In this series of articles, I'll be listing and discussing my top 20 indie games of the year. While many indie GOTY lists I've seen tend to focus on the most popular and well known indies released in 2013, I hope mine represents a well-rounded look at the year's best.


20. Westerado
Browser (Site) | Watch the trailer
Defining Moment: Hard to pick just one, yet oddly enough, I think the fast travel screen captures the essence of the game the best, as you ride on your horse past the setting sun in perfectly pixelated Spaghetti Western style

I guess I should I credit Rock Paper Shotgun for bringing this gem to my attention. If not for their article about the game in November, I would have missed it. Westerado takes one of my favorite genres, the western, and gives it an atmospheric pixel art look, with gorgeous sunsets and windswept cemeteries. The game revolves around a randomly generated murder mystery as you search for your family's killer across an open world, slowly piecing together the identity and location of the killer through clues from NPCs and quests. Poker in the saloon, bandits in the mines, buffalo roaming the fields, Westerado is a fun and engaging experience worth playing.

19. SuperHOT
Browser (Site) | Watch the trailer
Defining Moment: The first time you sidestep between bullets as your own rounds blows an enemy away and the blood spray lights up the clean white rooms...all in wonderful slow motion

I first played SuperHOT when it was submitted for 7DFPS and it was one of my favorite entries, alongside Beyond Perspective and Probably Archery. Since then, the game has been updated with cleaner visuals and revamped levels, and while it may not be that long or that deep, it's an fantastic promise of what's to come. The minimalist visuals and slow motion turn the act of blowing enemies away into an art as bullets creep across the screen, blood flies in elegant arc. But SuperHOT is more than a pretty facade; the core mechanics remain tight and satisfying even after my many playthroughs and your vulnerability and limited ammo promotes caution and planning over reckless action.

18. Gods Will Be Watching
Browser (Site) | Watch the trailer
Defining Moment: I think the first time you unceremoniously die because you forgot to deal with the campfire speaks volumes about the tone and bleakness of the game.

I would have never thought that a simple single screen point-and-click game would become my favorite flash/freeware game since Nitronic Rush and Facade. But Gods Will Be Watching, and not just because of its awesomely ominous title or because it's gritty post-apocalyptic fiction. Not only does the game sport a great pixel art style, it's just a bleak, dark experience where every choice is grey, either bad or worse. Like SuperHOT, it's more of a snapshot of what the expanded game will offer, but when a snapshot is this affecting and unique, it deserves all the attention and acclaim it gets.

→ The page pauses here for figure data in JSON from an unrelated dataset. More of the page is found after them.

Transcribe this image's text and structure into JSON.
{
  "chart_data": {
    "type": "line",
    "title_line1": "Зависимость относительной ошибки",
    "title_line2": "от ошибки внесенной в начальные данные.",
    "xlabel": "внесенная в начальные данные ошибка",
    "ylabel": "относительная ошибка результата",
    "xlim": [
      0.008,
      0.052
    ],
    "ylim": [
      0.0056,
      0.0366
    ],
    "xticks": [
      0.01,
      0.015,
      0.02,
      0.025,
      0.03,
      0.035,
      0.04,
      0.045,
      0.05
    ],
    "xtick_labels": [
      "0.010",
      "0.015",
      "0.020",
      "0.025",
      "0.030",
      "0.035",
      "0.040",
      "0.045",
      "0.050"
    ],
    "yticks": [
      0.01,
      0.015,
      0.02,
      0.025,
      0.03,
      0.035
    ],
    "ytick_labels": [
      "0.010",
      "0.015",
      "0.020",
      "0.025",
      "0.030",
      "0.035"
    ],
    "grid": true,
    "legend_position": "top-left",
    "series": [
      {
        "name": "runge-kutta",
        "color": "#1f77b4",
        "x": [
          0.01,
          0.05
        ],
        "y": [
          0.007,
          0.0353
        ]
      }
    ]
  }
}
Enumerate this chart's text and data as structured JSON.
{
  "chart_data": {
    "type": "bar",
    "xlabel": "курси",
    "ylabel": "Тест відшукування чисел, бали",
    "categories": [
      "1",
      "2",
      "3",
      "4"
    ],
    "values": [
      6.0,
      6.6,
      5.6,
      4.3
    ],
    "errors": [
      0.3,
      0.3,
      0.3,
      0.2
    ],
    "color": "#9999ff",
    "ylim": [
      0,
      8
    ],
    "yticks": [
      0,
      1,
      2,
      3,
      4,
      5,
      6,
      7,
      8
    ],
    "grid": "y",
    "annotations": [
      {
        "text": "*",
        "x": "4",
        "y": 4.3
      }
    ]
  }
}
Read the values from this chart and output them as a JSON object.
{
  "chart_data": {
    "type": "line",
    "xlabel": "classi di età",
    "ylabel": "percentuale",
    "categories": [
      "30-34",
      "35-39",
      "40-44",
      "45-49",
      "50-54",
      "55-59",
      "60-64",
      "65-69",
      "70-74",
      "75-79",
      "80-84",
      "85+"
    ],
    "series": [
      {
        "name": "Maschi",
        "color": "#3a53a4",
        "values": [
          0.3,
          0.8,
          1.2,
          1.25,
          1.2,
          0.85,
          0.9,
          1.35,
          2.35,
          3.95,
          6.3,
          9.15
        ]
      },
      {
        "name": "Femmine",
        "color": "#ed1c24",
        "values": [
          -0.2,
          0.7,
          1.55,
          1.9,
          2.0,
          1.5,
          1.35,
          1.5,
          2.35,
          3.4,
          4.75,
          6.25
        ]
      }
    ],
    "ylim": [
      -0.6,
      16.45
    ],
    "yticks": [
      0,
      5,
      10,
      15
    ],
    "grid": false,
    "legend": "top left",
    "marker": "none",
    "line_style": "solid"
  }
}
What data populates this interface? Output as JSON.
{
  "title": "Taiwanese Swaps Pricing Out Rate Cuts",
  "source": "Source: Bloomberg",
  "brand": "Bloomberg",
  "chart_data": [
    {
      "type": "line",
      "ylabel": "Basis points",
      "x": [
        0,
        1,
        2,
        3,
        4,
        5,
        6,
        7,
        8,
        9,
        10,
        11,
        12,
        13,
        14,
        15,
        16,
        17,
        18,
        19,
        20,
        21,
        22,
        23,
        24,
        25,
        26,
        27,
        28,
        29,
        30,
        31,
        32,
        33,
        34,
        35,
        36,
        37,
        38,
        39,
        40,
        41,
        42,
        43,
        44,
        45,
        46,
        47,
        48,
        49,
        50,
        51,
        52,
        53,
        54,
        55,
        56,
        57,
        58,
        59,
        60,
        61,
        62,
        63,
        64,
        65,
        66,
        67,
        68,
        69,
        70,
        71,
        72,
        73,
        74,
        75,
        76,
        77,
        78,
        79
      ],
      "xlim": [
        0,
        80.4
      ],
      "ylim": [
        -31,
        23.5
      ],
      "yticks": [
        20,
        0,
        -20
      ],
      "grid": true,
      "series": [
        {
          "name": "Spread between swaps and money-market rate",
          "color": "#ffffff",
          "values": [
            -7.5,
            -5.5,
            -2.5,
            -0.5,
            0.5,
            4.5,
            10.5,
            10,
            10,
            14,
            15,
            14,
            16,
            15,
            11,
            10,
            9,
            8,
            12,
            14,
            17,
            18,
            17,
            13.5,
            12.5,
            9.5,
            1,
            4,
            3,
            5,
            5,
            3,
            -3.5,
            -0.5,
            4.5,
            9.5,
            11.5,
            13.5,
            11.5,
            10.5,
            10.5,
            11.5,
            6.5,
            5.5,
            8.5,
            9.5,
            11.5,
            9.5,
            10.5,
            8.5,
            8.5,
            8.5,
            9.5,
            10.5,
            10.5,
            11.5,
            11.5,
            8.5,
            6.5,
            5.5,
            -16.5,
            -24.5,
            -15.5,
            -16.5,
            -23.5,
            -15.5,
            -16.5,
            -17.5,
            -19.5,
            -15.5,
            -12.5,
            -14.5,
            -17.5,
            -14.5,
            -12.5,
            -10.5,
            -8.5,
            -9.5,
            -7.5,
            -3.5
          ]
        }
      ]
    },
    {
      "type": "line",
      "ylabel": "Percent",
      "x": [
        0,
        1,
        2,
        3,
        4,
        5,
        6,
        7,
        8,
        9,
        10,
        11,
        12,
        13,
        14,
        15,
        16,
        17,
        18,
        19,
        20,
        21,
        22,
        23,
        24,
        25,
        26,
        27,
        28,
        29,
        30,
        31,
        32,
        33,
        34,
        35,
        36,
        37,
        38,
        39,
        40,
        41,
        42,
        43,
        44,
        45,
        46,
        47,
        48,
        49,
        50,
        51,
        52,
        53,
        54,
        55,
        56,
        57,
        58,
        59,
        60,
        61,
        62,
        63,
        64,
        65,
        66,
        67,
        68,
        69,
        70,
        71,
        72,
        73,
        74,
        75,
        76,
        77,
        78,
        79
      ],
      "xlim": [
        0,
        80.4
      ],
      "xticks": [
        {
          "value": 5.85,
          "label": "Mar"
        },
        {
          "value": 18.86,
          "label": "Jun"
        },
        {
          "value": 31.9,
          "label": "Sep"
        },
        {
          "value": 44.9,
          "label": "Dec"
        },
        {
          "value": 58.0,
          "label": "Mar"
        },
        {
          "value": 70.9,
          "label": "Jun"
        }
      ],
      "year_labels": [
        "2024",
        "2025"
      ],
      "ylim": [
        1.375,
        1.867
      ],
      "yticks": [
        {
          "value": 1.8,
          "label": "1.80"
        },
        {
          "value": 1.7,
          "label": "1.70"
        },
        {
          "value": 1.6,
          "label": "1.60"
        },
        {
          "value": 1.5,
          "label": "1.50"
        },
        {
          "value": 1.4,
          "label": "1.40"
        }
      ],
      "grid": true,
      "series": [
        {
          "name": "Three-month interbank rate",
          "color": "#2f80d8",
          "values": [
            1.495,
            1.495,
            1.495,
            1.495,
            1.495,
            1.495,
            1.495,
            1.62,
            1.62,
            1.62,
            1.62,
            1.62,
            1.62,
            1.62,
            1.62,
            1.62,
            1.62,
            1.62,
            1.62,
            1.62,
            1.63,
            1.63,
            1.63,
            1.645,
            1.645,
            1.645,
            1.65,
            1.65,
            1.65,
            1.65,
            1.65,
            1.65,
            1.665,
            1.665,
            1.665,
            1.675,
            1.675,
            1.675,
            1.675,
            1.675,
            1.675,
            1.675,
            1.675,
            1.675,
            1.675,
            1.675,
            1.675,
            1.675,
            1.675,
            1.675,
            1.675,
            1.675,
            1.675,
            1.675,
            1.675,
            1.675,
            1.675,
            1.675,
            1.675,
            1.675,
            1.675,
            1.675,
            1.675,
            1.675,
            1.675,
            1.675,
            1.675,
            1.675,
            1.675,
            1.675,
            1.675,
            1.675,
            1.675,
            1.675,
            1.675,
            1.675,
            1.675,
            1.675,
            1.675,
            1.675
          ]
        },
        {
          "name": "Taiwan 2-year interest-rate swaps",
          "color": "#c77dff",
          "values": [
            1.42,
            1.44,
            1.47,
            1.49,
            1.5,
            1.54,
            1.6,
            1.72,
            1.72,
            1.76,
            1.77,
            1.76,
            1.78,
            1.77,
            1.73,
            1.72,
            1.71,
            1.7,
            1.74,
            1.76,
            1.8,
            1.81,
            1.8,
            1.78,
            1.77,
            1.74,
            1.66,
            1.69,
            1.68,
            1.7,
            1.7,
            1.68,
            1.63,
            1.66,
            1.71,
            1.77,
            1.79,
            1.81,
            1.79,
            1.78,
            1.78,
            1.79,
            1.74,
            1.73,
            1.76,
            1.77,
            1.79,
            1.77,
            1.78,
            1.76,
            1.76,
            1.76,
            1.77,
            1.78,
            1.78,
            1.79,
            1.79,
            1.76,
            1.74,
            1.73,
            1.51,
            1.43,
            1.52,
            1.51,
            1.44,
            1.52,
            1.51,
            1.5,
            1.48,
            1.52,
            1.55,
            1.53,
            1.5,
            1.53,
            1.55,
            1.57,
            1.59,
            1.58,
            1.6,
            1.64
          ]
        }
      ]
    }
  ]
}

17. Sang Froid: Tales of Werewolves
PC (Site) | Watch the trailer
Defining Moment: Your bonfire is moments away from whittling to embers, you’re frantically reloading your one shot as the pack circles around you, eyes glinting in the light of the fire, one prepares to attack...and then darkness falls...

Now granted, Sang Froid isn't perfect. As I said in my impressions, the voice acting is subpar and load times can be very long. But when you're actually playing, none of that matters. Sang Froid is a game where the odds are always stacked against you. Even you think you've planned for everything, you haven't. Having to reload each shot manually, manage your foe's fear, time your traps or see them wasted, fosters an atmosphere of tension and challenge, in which only the steadiest nerves will see you through the night.

16. Mirrormoon EP
PC, Mac, Linux (Site) | Watch the trailer
Defining Moment: Moving the moon for the first time and watching the landscape shift as you turn night to day and vice versa

It bears repeating: Mirrormoon EP is not about story or complex gameplay or moral choices or brain-twisting puzzles. It's about discovery. In Mirrormoon, space isn't just an expanse of blackness and stars, but a canvas of color and abstract architecture to explore. Every planet offers something new and interesting to discover and maybe you'll leave your mark with a name for your new discovery.

15. Prison Architect
PC, Mac, Linux (Site) | Watch the trailer 
Defining Moment: Getting attached to your wards, providing them with amenities and rec time, only to realize the sneaky bastards have been digging an escape tunnel the whole time and someone got shanked when your attention was elsewhere.

First thing, I realize Prison Architect technically released in 2012, but I'm going by the Steam release and well, I wasn't into PC gaming last year and didn't know the game existed till this summer. Okay, back to the game. Prison Architect is a game where emergent narratives and moments breathe life into the already deep and complex mechanics. Every choice matters, and some consequences won't become evident until days layer, when your prisoners are rioting, dead bodies bleed on the grass, and your guards are too tired and overworked to hold them back.